The Pittsburgh region has witnessed gains in total exports to both Mexico and Canada since NAFTA's implementation. The region's exports to Canada increased 13 percent. Regional exports to Mexico in 1995 (a recession year) were 4 percent higher than pre-NAFTA levels; they jumped 24 percent in the first year of NAFTA.

A wide range of industries have experienced export gains. In Pennsylvania, statistics indicate that 21 of 30 industries enjoyed increases in exports to Mexico since NAFTA, and 29 of 32 saw rises in exports to Canada. Of the 21 industries with gains to Mexico, 12 had double-digit growth and six had triple-digit rises. Of the 29 industries that saw gains to Canada, 26 had double- or triple-digit increases in exports.

NAFTA's tariff-cutting provisions have made Pennsylvania and Pittsburgh-area products cheaper than the products of non-NAFTA nations competing in those two markets. This has allowed local companies like Mine Safety Appliances (MSA) and Heinz to improve their competitive advantage. The tariffs on Heinz's products have gone from 20 percent to 4 percent on their way to zero in 1998. Prior to NAFTA, Heinz had no sales in Mexico. In 1996, Heinz sold $3 million to $5 million in products in Mexico. MSA has had similar tariff reductions on thousands of its products.

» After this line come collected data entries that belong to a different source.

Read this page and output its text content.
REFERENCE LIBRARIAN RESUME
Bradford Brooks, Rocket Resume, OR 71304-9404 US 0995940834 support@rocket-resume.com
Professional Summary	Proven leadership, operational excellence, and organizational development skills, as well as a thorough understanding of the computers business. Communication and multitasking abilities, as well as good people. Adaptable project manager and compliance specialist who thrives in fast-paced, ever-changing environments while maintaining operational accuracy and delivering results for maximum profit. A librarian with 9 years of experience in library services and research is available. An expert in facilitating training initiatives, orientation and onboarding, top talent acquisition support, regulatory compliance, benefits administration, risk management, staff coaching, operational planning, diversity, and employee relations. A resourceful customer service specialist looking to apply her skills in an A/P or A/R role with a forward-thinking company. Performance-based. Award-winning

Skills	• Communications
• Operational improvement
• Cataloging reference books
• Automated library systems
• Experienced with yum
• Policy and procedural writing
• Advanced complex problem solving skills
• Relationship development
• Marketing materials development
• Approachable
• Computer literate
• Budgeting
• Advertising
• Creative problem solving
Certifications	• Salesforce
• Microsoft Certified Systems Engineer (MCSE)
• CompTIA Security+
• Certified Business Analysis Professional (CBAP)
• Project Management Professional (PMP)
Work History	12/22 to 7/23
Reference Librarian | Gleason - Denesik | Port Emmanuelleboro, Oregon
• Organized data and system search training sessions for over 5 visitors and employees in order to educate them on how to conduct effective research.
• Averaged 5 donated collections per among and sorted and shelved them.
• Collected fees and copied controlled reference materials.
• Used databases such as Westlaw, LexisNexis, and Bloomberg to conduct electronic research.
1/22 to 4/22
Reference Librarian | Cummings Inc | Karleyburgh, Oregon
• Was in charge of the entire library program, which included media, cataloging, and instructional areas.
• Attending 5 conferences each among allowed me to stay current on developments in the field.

Likewise with Harrisburg-based AMP Inc., which makes electrical parts, and numerous other Pennsylvania firms. From 1993 to '96, AMP's exports increased by 66 percent to Canada and by 98 percent to Mexico. The company's exports to Mexico increased by double digits each year since NAFTA was implemented.

On the negative side, 69 Pennsylvania companies, comprising 10,150 workers, have been certified as hurt by either NAFTA or "foreign competition," and are thus eligible for unemployment compensation and trade adjustment assistance (TAA). Of the 10,150 eligible workers, 587 are receiving NAFTA-related TAA unemployment benefits. Many other firms have gained employees from NAFTA, but such gains are not totaled or monitored by the Department of Labor.

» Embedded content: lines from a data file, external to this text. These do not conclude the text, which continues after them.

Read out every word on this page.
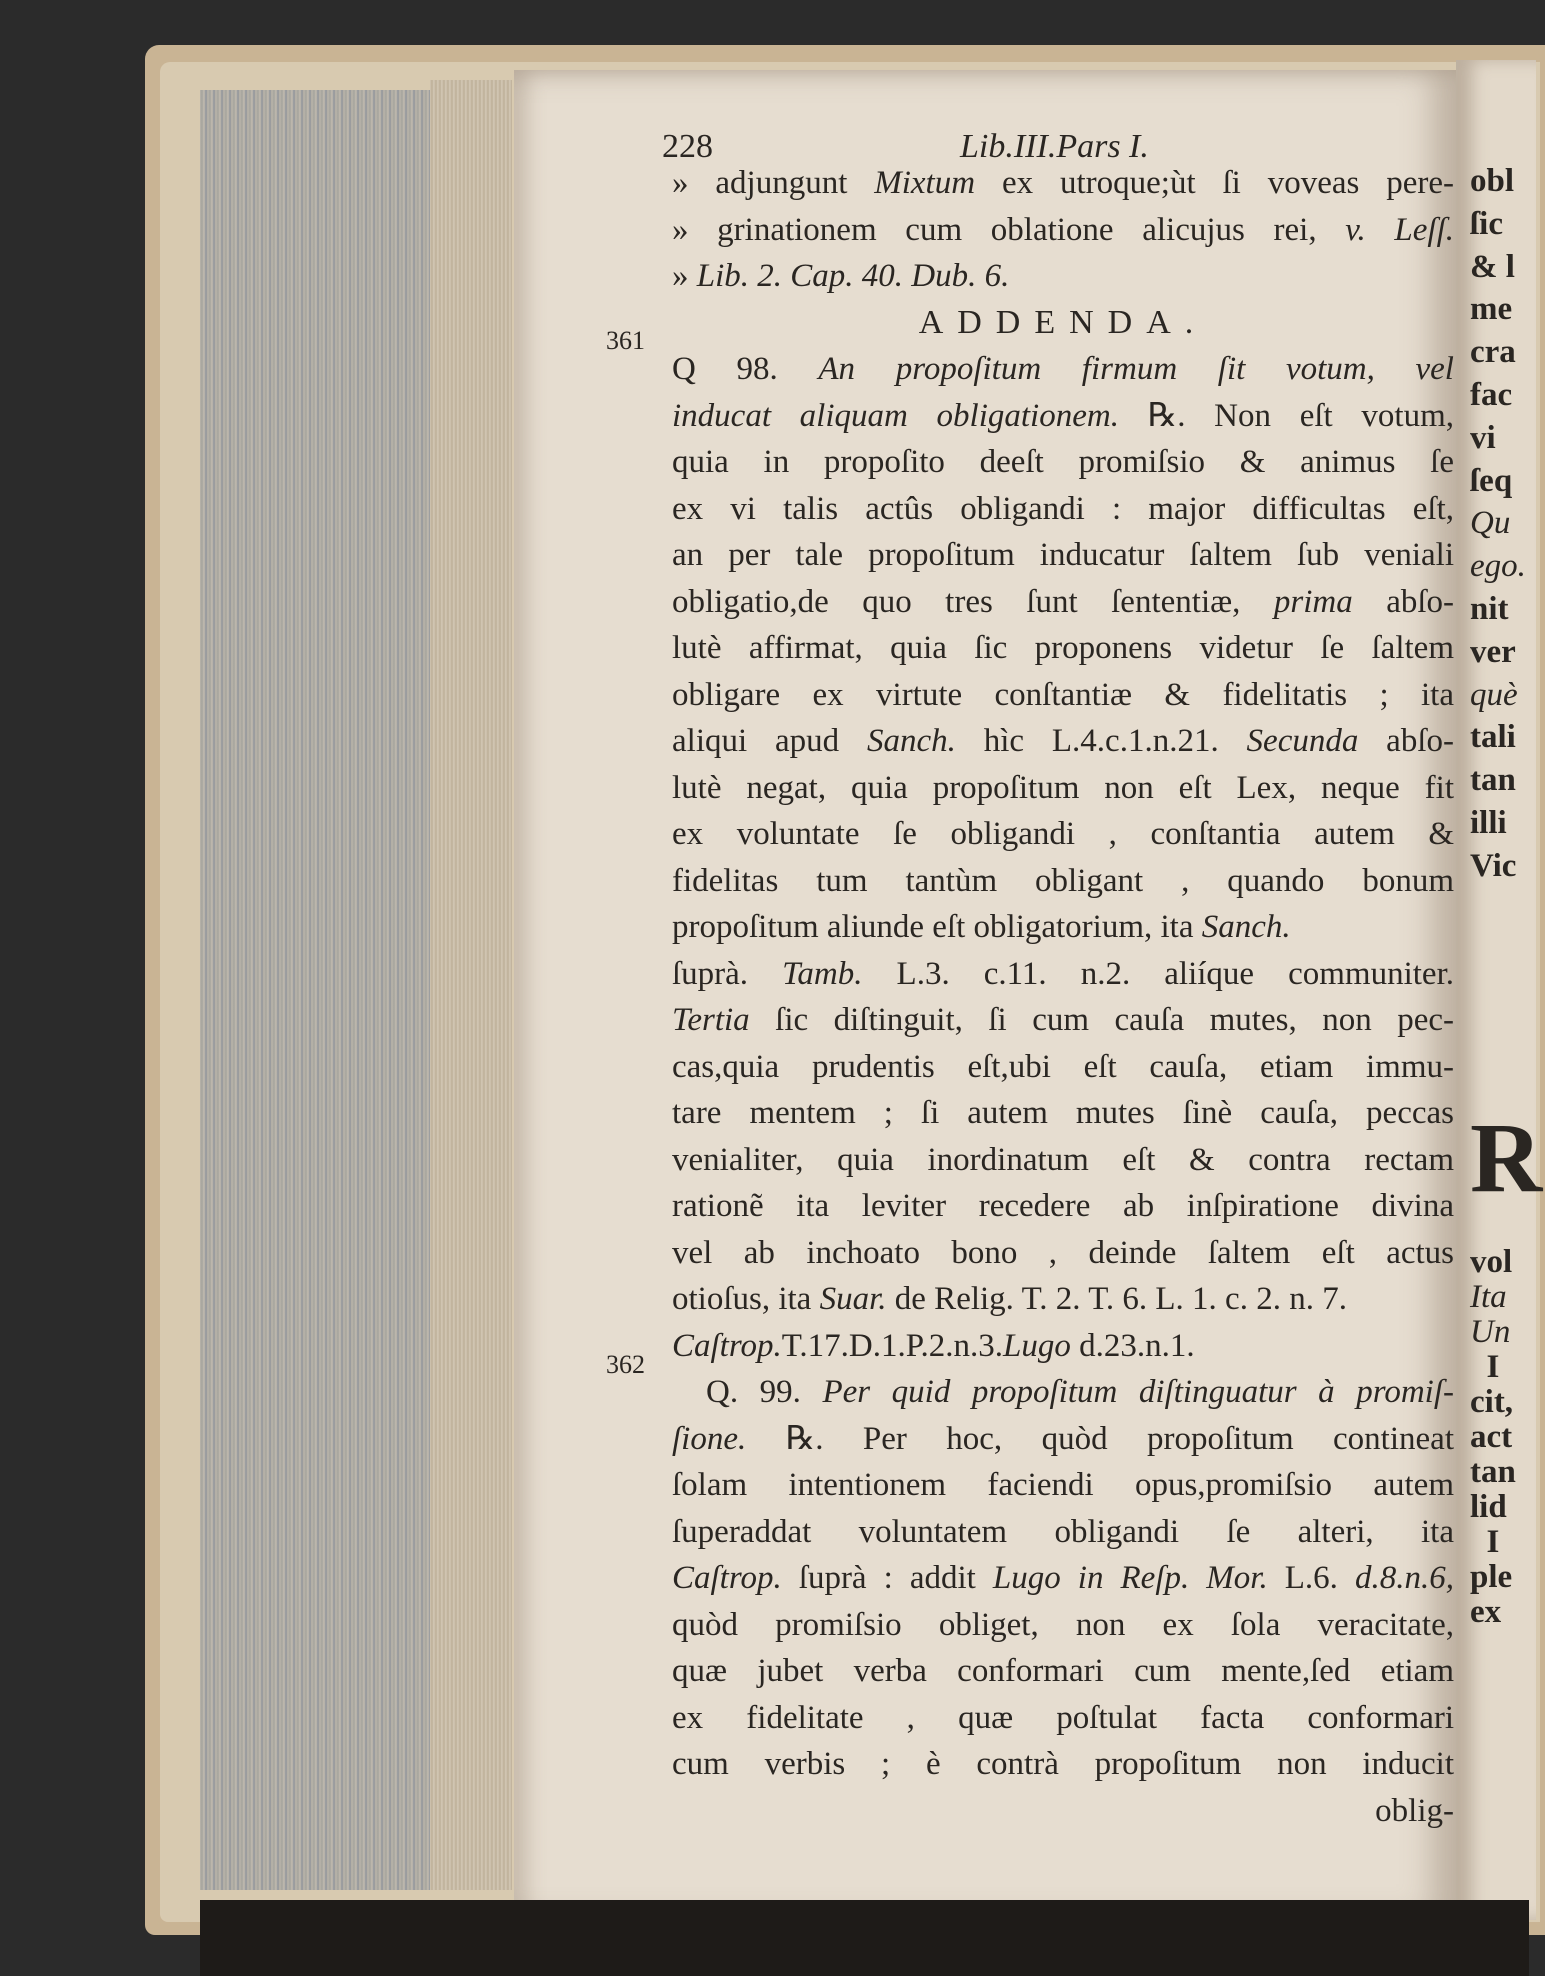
228	Lib.III.Pars I.
361
362
» adjungunt Mixtum ex utroque;ùt ſi voveas pere-
» grinationem cum oblatione alicujus rei, v. Leſſ.
» Lib. 2. Cap. 40. Dub. 6.
ADDENDA.
Q 98. An propoſitum firmum ſit votum, vel
inducat aliquam obligationem. ℞. Non eſt votum,
quia in propoſito deeſt promiſsio & animus ſe
ex vi talis actûs obligandi : major difficultas eſt,
an per tale propoſitum inducatur ſaltem ſub veniali
obligatio,de quo tres ſunt ſententiæ, prima abſo-
lutè affirmat, quia ſic proponens videtur ſe ſaltem
obligare ex virtute conſtantiæ & fidelitatis ; ita
aliqui apud Sanch. hìc L.4.c.1.n.21. Secunda abſo-
lutè negat, quia propoſitum non eſt Lex, neque fit
ex voluntate ſe obligandi , conſtantia autem &
fidelitas tum tantùm obligant , quando bonum
propoſitum aliunde eſt obligatorium, ita Sanch.
ſuprà. Tamb. L.3. c.11. n.2. aliíque communiter.
Tertia ſic diſtinguit, ſi cum cauſa mutes, non pec-
cas,quia prudentis eſt,ubi eſt cauſa, etiam immu-
tare mentem ; ſi autem mutes ſinè cauſa, peccas
venialiter, quia inordinatum eſt & contra rectam
rationẽ ita leviter recedere ab inſpiratione divina
vel ab inchoato bono , deinde ſaltem eſt actus
otioſus, ita Suar. de Relig. T. 2. T. 6. L. 1. c. 2. n. 7.
Caſtrop.T.17.D.1.P.2.n.3.Lugo d.23.n.1.
Q. 99. Per quid propoſitum diſtinguatur à promiſ-
ſione. ℞. Per hoc, quòd propoſitum contineat
ſolam intentionem faciendi opus,promiſsio autem
ſuperaddat voluntatem obligandi ſe alteri, ita
Caſtrop. ſuprà : addit Lugo in Reſp. Mor. L.6. d.8.n.6,
quòd promiſsio obliget, non ex ſola veracitate,
quæ jubet verba conformari cum mente,ſed etiam
ex fidelitate , quæ poſtulat facta conformari
cum verbis ; è contrà propoſitum non inducit
oblig-
obl
ſic
& l
me
cra
fac
vi
ſeq
Qu
ego.
nit
ver
què
tali
tan
illi
Vic
R
vol
Ita
Un
I
cit,
act
tan
lid
I
ple
ex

Even Pennsylvania industries that include companies who claim they've been hurt by NAFTA have seen significant increases in exports. The clothing/apparel industry has had a 506 percent rise in business with Mexico and a 124 percent jump with Canada. Electrical component manufacturers had rises of 27 percent for Mexico and 38 percent for Canada. Both industries are in the top five nationally in job losses.

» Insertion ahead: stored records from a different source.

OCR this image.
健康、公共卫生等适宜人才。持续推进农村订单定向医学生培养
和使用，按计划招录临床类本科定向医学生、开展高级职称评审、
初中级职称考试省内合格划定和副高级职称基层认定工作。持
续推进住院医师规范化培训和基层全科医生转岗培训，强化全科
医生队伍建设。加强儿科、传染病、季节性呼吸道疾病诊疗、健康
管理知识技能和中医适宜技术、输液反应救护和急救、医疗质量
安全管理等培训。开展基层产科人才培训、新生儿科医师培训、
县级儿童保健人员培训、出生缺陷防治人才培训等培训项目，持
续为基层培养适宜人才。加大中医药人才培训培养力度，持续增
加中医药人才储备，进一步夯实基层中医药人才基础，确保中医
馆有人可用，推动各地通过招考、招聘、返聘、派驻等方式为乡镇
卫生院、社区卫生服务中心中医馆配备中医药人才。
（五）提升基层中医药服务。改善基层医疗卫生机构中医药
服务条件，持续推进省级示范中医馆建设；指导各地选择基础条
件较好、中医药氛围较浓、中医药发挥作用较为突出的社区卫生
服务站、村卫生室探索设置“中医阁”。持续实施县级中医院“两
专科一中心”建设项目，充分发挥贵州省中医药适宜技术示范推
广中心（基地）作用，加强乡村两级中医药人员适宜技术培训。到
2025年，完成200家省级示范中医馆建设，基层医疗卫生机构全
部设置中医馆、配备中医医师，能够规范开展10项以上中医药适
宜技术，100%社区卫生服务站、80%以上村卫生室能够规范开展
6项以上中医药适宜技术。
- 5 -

Overall, the NAFTA numbers for Pennsylvania and Pittsburgh are good.

At the Allegheny Institute, one of the country's few local-oriented think tanks, we are fond of paraphrasing "Tip" O'Neill's famous saying, "All politics is local." He was right, of course. But Washington sometimes forgets that all policy is local, too. Indeed, to measure the true impact of NAFTA we must look not only at US trade figures, but also to local areas like Pennsylvania and Pittsburgh. That's where the impacts of policy are intimately felt. And from our vantage point in the heart of the "rust belt," the impact hasn't hurt.

* Paul Kengor is a research fellow at the Allegheny Institute for Public Policy, a Pittsburgh-based think tank.